On April 22nd, the People's Bank of China issued the "Implementation Details of the Supervision and Administration Regulations for Non-Bank Payment Institutions (Draft for Comments)," which further explained the "registered capital requirements" and will also stipulate additional increases in registered capital based on the operating area and business type. The minimum registered capital limit for some institutions operating nationwide with full licenses may be raised to 400 million yuan.
Non-bank payments have played an important role in small amounts and convenience.

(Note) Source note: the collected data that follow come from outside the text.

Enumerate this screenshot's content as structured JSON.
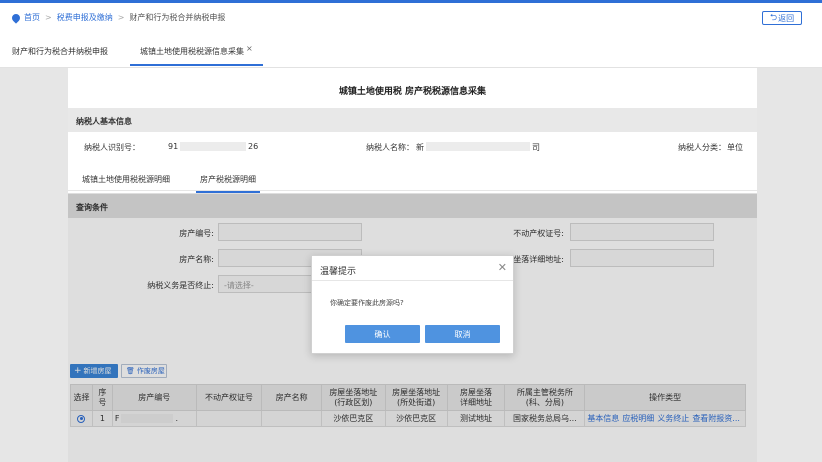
{
  "breadcrumb": {
    "home": "首页",
    "level1": "税费申报及缴纳",
    "current": "财产和行为税合并纳税申报"
  },
  "header": {
    "back_label": "返回"
  },
  "tabs": [
    {
      "label": "财产和行为税合并纳税申报"
    },
    {
      "label": "城镇土地使用税税源信息采集"
    }
  ],
  "page": {
    "title": "城镇土地使用税 房产税税源信息采集"
  },
  "taxpayer": {
    "section_title": "纳税人基本信息",
    "id_label": "纳税人识别号：",
    "id_prefix": "91",
    "id_suffix": "26",
    "name_label": "纳税人名称：",
    "name_prefix": "新",
    "name_suffix": "司",
    "type_label": "纳税人分类：",
    "type_value": "单位"
  },
  "subtabs": [
    {
      "label": "城镇土地使用税税源明细"
    },
    {
      "label": "房产税税源明细"
    }
  ],
  "query": {
    "section_title": "查询条件",
    "property_no_label": "房产编号:",
    "cert_no_label": "不动产权证号:",
    "property_name_label": "房产名称:",
    "address_label": "房屋坐落详细地址:",
    "end_label": "纳税义务是否终止:",
    "end_placeholder": "-请选择-"
  },
  "actions": {
    "add_label": "新增房屋",
    "void_label": "作废房屋"
  },
  "table": {
    "headers": {
      "select": "选择",
      "seq": "序号",
      "property_no": "房产编号",
      "cert_no": "不动产权证号",
      "name": "房产名称",
      "addr_admin_1": "房屋坐落地址",
      "addr_admin_2": "(行政区划)",
      "addr_street_1": "房屋坐落地址",
      "addr_street_2": "(所处街道)",
      "addr_detail_1": "房屋坐落",
      "addr_detail_2": "详细地址",
      "office_1": "所属主管税务所",
      "office_2": "(科、分局)",
      "ops": "操作类型"
    },
    "rows": [
      {
        "seq": "1",
        "property_no_prefix": "F",
        "property_no_suffix": ".",
        "cert_no": "",
        "name": "",
        "addr_admin": "沙依巴克区",
        "addr_street": "沙依巴克区",
        "addr_detail": "测试地址",
        "office": "国家税务总局乌...",
        "op_basic": "基本信息",
        "op_detail": "应税明细",
        "op_end": "义务终止",
        "op_attach": "查看附报资..."
      }
    ]
  },
  "dialog": {
    "title": "温馨提示",
    "message": "你确定要作废此房源吗?",
    "confirm": "确认",
    "cancel": "取消"
  },
  "colors": {
    "accent": "#2f6fd6",
    "dialog_button": "#4f93e0"
  }
}
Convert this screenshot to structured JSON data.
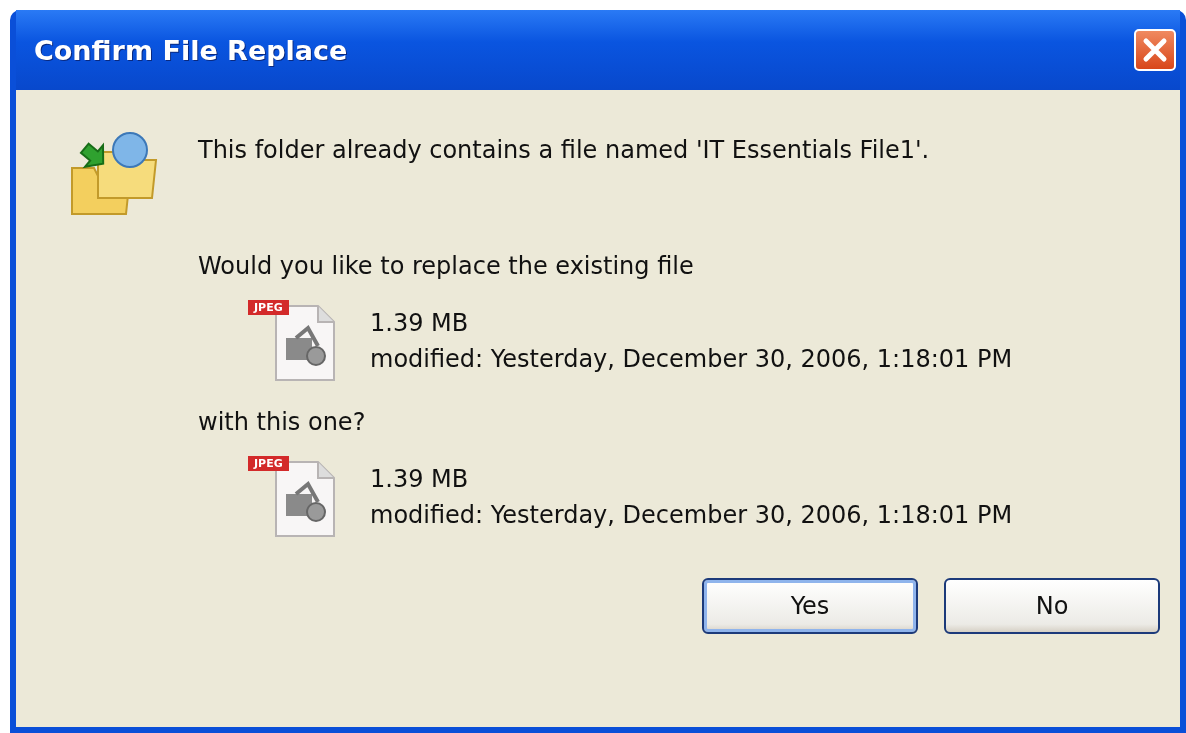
{
  "window": {
    "title": "Confirm File Replace"
  },
  "message": "This folder already contains a file named 'IT Essentials File1'.",
  "question": "Would you like to replace the existing file",
  "existing_file": {
    "badge": "JPEG",
    "size": "1.39 MB",
    "modified": "modified: Yesterday, December 30, 2006, 1:18:01 PM"
  },
  "connector": "with this one?",
  "new_file": {
    "badge": "JPEG",
    "size": "1.39 MB",
    "modified": "modified: Yesterday, December 30, 2006, 1:18:01 PM"
  },
  "buttons": [
    {
      "label": "Yes",
      "default": true
    },
    {
      "label": "No",
      "default": false
    }
  ]
}
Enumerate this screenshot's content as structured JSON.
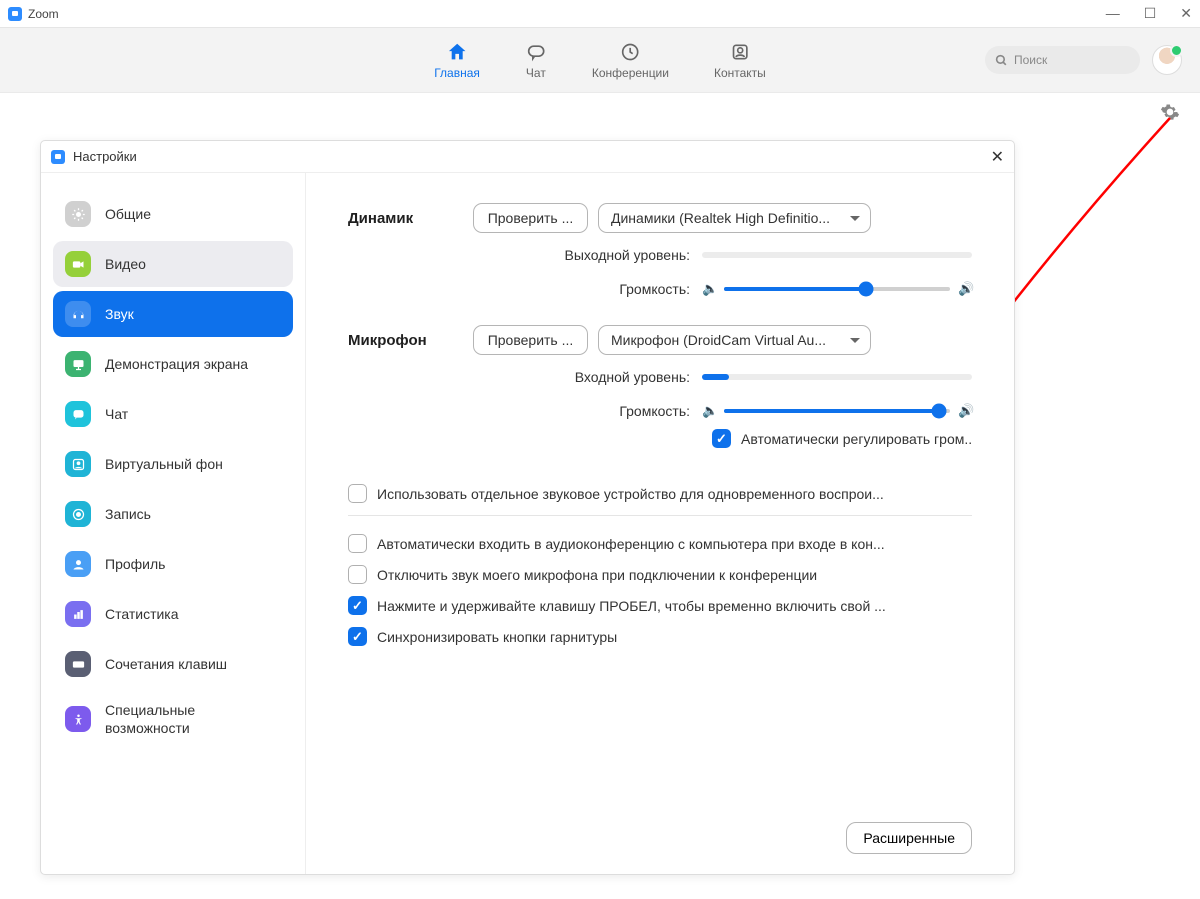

According to statistics, by the end of last year, there were 183 payment institutions nationwide, with an annual transaction volume of over 100 trillion transactions and an amount of nearly 400 trillion yuan, accounting for about 80% and 10% of the total electronic payment business in the country, serving over 1 billion people and millions of merchants.
Yang Tao, Deputy Director of the National Financial and Development Laboratory of the Chinese Academy of Social Sciences and Director of the Payment and Settlement Research Center, believes that the regulations more systematically clarify the definition and establishment permit of payment institutions, adhere to licensed operations and strict access thresholds, and also establish a normalized exit mechanism for institutions with serious illegal and regulatory violations. This makes the industry's "entry and exit mechanism" more clear and reasonable, and through "survival of the fittest" and "rewarding the good and punishing the bad," the path to improving the quality and efficiency of the industry becomes clearer.